Work is under way to repair Wildlife Drive in the Edwin B. Forsythe National Wildlife Refuge, which suffered extensive damage after Hurricane Sandy's storm surge plowed through sections of an earthen dike on which part of the eight-mile-long road is built.
Refuge manager Virginia Rettig said work, which began Monday, should be complete in the spring. An exact date cannot be determined because crews will have to contend with messy winter weather, she said.
But knowing the work is under way, at a time when the refuge itself could not pay the roughly $1 million price tag, is comforting to Rettig and other refuge enthusiasts, who cannot access much of the Galloway Township section because the road is not passable.
Because the road is considered public, and it is on federal property, Rettig said, the Federal Highway Administration took on the task and cost of repairing the road.
“That’s a real godsend for us, because if that money wasn’t available, at this time we would not be doing the work,” she said.
The closure has meant that many people who cannot walk long distances are not able to access the property, said Ann Marie Morrison, who works in the refuge’s visitor’s center with the Friends of Forsythe nonprofit organization. Many regular visitors, including people with limited mobility seeking a visit with nature, have stopped coming, Morrison said.
That has translated to a 50 percent decrease in sales at the center’s gift shop in December, she said. “That impacts our bottom line, because we use the profits from the store to fund projects, such as the environmental education program.”
When Sandy made landfall about 8 p.m. Oct. 29, the winds at the refuge switched to coming from the south, which brought a wall of water and debris into the 10-foot-high southern dike, which faces Absecon Bay and, in the distance, Atlantic City. The relentless waves on top of the nearly 9 feet of combined high tide and storm surge crashed against the structure, gouging away massive holes, that, in some places were 15 feet deep and as long as 50 feet, Rettig said.
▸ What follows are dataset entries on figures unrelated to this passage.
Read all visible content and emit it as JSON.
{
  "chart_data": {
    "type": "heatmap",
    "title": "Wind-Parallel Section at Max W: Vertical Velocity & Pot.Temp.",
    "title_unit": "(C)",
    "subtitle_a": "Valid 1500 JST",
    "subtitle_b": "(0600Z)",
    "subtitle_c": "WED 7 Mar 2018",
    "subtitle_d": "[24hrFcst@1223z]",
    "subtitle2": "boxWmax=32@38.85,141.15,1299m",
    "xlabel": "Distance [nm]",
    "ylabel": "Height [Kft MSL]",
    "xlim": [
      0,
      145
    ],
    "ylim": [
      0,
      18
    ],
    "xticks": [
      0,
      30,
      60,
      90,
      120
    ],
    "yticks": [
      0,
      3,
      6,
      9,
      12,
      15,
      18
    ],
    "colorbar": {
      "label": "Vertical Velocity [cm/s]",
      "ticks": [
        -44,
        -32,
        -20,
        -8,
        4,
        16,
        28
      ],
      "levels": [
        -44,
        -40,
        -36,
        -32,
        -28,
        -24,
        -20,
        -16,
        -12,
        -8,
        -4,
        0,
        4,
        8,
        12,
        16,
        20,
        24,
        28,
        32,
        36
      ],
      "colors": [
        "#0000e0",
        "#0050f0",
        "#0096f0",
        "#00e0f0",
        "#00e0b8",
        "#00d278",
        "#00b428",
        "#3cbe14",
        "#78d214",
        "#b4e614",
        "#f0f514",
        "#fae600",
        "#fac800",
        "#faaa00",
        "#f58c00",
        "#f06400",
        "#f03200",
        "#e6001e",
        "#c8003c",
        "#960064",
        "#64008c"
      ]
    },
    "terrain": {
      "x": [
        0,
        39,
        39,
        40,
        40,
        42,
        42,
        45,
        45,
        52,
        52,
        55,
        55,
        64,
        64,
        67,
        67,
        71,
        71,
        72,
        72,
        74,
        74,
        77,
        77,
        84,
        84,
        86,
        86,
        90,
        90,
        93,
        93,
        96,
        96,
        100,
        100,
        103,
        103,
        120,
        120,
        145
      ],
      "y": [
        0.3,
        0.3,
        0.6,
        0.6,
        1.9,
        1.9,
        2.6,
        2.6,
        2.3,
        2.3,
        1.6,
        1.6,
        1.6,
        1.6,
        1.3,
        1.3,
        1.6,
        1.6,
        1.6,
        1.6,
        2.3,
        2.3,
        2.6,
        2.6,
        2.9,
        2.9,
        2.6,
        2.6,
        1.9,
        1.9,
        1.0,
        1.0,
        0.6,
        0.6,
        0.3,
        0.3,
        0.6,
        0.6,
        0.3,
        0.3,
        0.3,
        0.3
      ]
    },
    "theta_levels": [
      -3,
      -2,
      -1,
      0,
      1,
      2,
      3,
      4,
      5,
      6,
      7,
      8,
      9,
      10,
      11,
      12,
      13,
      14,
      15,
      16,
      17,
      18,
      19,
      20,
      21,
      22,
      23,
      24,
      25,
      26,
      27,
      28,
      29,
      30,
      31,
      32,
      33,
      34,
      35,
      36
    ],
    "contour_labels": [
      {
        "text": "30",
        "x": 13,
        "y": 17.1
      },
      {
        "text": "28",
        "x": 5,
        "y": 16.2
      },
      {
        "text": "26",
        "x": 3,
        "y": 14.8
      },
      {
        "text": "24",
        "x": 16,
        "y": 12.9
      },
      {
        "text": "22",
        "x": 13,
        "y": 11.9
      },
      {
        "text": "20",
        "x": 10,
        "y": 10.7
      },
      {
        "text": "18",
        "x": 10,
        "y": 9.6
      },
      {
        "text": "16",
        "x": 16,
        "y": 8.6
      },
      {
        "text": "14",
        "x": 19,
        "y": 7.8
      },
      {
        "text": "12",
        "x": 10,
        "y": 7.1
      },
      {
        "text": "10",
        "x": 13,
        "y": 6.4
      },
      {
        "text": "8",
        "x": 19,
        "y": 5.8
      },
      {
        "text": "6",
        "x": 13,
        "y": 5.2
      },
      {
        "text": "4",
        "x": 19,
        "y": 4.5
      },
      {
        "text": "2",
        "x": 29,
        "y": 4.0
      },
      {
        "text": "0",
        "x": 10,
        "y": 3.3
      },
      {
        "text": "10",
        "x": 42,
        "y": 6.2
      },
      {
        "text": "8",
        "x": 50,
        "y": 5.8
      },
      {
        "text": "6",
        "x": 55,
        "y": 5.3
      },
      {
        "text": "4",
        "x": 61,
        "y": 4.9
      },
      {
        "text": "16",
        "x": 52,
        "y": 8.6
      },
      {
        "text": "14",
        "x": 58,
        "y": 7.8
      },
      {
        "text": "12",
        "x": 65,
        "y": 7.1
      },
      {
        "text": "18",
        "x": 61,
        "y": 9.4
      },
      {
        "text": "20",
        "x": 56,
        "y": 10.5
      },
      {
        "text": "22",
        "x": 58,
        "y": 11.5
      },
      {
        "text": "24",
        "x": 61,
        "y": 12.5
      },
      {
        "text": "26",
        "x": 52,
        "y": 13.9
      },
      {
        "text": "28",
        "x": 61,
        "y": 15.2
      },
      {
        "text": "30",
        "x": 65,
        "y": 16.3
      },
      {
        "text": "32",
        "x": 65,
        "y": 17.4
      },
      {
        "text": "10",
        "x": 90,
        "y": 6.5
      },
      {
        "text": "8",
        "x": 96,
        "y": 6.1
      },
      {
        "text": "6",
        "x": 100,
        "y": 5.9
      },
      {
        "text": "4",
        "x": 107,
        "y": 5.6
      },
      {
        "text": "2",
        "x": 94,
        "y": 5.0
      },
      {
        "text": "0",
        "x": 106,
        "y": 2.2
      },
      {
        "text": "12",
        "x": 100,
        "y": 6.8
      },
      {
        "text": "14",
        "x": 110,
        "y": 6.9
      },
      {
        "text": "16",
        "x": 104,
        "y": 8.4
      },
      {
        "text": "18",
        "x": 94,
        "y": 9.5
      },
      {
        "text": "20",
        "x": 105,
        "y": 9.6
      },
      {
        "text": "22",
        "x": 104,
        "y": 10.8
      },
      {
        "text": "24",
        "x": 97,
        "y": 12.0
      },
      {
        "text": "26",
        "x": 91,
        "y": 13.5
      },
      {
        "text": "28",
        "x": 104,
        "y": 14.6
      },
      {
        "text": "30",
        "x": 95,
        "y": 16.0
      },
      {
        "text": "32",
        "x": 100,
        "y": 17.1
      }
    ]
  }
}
The southern dike, which was built on the remnants of an old railroad bed, was raised and extended in the 1950s to create a freshwater wetland for migratory birds, Rettig said. Many of the ducks that had arrived for the winter left immediately after the storm, likely to find food because the freshwater wetland was flooded with several feet of saltwater.
Rettig said the refuge was closed for several weeks while crews conducted damage assessments and cleaned up as much of the debris as possible. Several walking trails were restored, but Wildlife Drive is closed until repair work is complete.
Elsewhere in the refuge system, the surge swept debris off the barrier islands and lodged boats, pieces of houses, furniture, decks, docks and anything else that could have been swept away, into the treeline along much of the refuge’s 50 miles of land, stretching from Galloway to Brick. Authorities identified 130 boats that were lodged on the refuge’s land, 60 of which have since been recovered after the owners were notified, Rettig said. “It's hard to reach all of (the owners,) so we're doing the best we can,” she said, “But at some point,we are going to move on and do the debris cleanup.”
Many visitors have been unaware of the damage to the refuge, Morrison said. Other visitors have offered to come help with the work, but Rettig said the job requires heavy equipment. “We’ve had almost overwhelming support, but we just felt it was a job for professional contractors to clean up,” she said.